Holiday Gifts from Chinese Sweatshops

Epoch Times International
12/20/2005

Human rights groups urge holiday shoppers to steer clear of Wal-Mart.

By Benjamin Youngquest

NEW YORK — Many New York area holiday shoppers may be headed to Wal-Mart this holiday season in search of affordable gifts for their friends and relatives. And why not? Wal-Mart has an enormous selection at prices that just cannot be found elsewhere. But have bargain seekers asked themselves how this is accomplished? Just how does Wal-Mart keep their prices so much lower than their competitors?

At a press conference last Friday in Midtown Manhattan, members of the National Labor Committee and China Labor Watch provided the public with an answer. According to their research, Wal-Mart operates over 1,000 "secret" factories in China. One of these, a factory in Lungcheong, requires its workers to work 13 hour days, six to seven days a week, for as little as 18-33 cents an hour — well below the already abysmal Chinese minimum wage.

Mr. Li Qiang of China Labor Watch said that his organization has been at the forefront of a push to publicize the awful conditions at Lungcheong and other sweatshop locations. He stressed that the Chinese government is complicit in the human rights violations that occur on a regular basis at these factories, as they allow Wal-Mart to circumvent Chinese law.

"We are a small organization and we obviously have no way of investigating all of the factories, plus they are all secret," said Li, "but we hope that they will change conditions not only in these two factories, but in all factories throughout China. They need to absolutely publicize what factories they work in. This is the only way to have a good beginning, to have a positive change."
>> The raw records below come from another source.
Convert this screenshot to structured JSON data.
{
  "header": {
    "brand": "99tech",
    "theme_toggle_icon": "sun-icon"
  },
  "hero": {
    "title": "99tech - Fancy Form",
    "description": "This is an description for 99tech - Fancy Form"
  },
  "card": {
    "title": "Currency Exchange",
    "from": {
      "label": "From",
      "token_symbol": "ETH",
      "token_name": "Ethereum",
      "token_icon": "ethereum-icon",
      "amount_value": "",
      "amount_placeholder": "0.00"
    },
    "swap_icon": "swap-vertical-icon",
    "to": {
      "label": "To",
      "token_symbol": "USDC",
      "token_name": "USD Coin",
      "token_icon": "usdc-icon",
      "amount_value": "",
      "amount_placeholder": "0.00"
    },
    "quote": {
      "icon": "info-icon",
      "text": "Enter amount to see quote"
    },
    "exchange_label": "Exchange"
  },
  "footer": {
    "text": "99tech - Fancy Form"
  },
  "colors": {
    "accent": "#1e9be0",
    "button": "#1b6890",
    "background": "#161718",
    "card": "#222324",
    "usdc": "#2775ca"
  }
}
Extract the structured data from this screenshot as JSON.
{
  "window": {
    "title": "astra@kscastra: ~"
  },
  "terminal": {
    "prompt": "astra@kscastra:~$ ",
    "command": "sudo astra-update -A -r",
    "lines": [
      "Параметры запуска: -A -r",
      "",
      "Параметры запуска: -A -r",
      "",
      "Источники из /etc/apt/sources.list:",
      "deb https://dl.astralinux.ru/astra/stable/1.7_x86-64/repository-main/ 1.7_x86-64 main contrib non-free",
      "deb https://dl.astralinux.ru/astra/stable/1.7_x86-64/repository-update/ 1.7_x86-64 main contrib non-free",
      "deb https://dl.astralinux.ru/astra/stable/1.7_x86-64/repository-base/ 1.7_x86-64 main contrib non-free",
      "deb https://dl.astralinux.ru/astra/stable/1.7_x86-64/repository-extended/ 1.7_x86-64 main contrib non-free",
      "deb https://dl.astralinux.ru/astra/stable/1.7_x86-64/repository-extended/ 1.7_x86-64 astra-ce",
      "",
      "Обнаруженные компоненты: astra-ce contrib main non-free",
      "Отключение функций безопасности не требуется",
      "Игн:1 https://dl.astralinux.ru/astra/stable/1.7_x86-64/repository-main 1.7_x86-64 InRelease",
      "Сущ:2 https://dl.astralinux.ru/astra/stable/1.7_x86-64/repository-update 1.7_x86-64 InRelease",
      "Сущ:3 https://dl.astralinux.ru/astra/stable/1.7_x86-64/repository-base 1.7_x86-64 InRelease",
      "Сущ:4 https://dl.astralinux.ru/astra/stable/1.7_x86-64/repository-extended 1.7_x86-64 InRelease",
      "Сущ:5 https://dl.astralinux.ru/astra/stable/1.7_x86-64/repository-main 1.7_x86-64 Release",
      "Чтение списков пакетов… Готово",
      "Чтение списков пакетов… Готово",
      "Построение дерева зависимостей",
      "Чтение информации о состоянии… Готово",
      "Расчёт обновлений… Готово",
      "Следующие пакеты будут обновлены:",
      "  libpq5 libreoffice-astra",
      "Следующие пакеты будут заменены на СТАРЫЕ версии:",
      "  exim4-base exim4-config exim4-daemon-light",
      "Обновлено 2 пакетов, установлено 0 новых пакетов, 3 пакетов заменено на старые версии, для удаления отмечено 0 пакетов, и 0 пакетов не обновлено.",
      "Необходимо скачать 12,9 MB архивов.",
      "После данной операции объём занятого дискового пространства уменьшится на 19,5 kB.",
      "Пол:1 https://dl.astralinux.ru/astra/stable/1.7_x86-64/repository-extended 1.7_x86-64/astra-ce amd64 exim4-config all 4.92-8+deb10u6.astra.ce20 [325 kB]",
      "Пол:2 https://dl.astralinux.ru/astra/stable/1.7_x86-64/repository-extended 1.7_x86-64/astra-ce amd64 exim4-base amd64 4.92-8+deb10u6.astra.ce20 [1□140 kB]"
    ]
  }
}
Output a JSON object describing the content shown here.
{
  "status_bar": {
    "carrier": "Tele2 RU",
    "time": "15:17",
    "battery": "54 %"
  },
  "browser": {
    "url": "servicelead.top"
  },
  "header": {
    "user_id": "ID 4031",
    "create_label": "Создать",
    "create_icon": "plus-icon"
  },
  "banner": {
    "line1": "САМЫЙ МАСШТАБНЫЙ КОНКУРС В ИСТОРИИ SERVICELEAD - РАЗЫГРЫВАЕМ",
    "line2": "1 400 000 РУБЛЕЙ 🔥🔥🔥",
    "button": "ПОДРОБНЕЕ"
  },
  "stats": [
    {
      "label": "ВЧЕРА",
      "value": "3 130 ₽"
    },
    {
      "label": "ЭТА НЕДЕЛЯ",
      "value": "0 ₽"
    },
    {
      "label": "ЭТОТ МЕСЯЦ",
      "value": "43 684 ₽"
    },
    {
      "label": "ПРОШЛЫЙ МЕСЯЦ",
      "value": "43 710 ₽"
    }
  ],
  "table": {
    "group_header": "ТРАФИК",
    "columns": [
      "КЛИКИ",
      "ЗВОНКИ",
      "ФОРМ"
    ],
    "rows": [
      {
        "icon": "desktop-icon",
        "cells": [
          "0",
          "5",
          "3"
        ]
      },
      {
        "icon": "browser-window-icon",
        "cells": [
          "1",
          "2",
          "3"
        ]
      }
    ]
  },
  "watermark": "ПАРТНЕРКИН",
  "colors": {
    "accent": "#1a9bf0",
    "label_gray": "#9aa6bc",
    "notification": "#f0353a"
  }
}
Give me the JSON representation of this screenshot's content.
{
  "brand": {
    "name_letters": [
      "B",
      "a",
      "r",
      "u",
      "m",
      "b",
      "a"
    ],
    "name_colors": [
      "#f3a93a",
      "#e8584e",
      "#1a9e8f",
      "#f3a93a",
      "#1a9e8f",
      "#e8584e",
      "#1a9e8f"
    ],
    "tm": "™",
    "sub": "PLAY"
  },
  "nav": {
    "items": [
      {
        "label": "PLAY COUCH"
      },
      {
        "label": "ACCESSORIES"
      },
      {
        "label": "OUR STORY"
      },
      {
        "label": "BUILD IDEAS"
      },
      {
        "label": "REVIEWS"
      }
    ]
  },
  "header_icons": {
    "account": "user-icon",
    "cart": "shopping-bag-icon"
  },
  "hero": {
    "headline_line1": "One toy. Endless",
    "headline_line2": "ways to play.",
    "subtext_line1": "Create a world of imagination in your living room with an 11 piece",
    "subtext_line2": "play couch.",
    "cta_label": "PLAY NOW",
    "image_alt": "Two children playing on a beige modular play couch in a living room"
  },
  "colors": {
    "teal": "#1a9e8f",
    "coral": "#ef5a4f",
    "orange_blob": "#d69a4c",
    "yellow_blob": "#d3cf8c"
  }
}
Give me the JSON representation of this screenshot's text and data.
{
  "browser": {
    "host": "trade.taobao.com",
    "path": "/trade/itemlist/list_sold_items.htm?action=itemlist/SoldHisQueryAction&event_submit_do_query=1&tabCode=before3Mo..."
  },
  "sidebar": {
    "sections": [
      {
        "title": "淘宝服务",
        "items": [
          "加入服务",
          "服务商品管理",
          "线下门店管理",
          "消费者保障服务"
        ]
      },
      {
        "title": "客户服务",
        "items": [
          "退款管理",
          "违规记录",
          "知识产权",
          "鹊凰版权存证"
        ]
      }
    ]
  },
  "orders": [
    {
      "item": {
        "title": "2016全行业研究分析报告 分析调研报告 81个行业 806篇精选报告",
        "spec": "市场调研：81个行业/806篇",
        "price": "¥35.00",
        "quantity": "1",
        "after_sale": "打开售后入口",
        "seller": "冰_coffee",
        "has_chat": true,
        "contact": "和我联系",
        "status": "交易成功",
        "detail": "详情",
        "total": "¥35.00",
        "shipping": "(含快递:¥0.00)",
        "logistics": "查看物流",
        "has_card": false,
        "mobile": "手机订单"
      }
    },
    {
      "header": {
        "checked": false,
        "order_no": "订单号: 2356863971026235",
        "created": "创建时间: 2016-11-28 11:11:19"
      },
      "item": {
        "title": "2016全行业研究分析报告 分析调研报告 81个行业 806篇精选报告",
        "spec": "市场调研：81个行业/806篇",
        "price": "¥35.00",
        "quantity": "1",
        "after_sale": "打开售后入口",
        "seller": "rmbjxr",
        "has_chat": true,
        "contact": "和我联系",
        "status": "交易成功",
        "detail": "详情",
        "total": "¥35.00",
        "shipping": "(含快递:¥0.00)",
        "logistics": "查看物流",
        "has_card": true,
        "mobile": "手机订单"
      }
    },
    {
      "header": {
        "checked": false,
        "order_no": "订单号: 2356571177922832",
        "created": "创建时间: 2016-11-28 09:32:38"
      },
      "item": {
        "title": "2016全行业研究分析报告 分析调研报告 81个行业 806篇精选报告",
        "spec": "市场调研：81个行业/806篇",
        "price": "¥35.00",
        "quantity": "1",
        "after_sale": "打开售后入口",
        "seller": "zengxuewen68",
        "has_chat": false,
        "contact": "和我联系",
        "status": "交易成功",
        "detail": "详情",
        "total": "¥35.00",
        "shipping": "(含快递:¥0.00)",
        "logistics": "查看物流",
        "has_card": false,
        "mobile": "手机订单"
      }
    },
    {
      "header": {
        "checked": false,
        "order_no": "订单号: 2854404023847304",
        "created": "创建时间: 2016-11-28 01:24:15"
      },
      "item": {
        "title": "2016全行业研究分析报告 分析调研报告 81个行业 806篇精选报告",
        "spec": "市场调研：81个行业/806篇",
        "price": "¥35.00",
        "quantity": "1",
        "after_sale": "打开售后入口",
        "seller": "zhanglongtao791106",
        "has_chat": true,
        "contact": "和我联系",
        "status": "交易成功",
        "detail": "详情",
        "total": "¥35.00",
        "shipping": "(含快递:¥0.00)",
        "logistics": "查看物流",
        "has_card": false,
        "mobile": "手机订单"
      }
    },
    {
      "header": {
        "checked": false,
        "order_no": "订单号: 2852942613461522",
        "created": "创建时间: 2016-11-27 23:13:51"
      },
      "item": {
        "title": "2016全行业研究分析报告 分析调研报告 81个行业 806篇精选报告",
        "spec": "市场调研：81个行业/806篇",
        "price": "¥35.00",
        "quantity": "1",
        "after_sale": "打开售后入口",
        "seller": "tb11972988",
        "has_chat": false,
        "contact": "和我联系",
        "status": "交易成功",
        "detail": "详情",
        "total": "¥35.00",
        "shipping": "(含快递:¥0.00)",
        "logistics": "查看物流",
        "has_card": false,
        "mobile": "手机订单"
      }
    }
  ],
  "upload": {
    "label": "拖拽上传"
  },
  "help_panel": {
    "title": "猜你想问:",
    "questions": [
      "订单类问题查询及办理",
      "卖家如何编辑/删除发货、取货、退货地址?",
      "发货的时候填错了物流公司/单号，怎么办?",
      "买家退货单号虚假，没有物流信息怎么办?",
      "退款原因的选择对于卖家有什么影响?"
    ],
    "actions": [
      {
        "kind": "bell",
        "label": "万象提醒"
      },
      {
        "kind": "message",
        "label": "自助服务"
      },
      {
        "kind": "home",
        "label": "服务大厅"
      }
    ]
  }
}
Charles Kernaghan, an executive director of the National Labor Committee (NLC), says that it is Wal-Mart's willingness to continue to roll back their production costs, always at the cost of the worker, that has created the especially appalling situation in these Chinese factories.

"At some point that model cannot go forward unless you begin to drag wages down across the developing world, eliminate benefits, and 'roll back' respect for women's rights, and workers rights, and human rights," he said.

Wal-Mart claims that it has addressed these concerns by adopting methods of internal regulation and corporate standards that supposedly aim to combat these types of workers exploitation and abuse, but the NLC is convinced that these measures are largely ineffective.

For instance, it has a policy to not require its employees to work "forced overtime" and to pay employees for every hour worked. But it also has a rigid internal system that forbids managers from scheduling employees for on-the-clock overtime in all almost all circumstances.

And, at least in China, it is documented that laborers are routinely forced to work days in excess of 11-13 hours. "It's a deliberate effort to confuse the American people with a corporate code of conduct and internal regulations that have never actually worked," said Kernaghan.

So, what can be done this holiday season to help brighten the lives of these desperate Chinese workers?

Mr. Li strongly urges American consumers of Chinese goods, at Wal-Mart and other stores of its kind, to take it upon themselves to send a message to these companies that their business practices are unacceptable. "Americans should put pressure on Wal-Mart to change the situation there, and to follow Chinese law in China," said Li.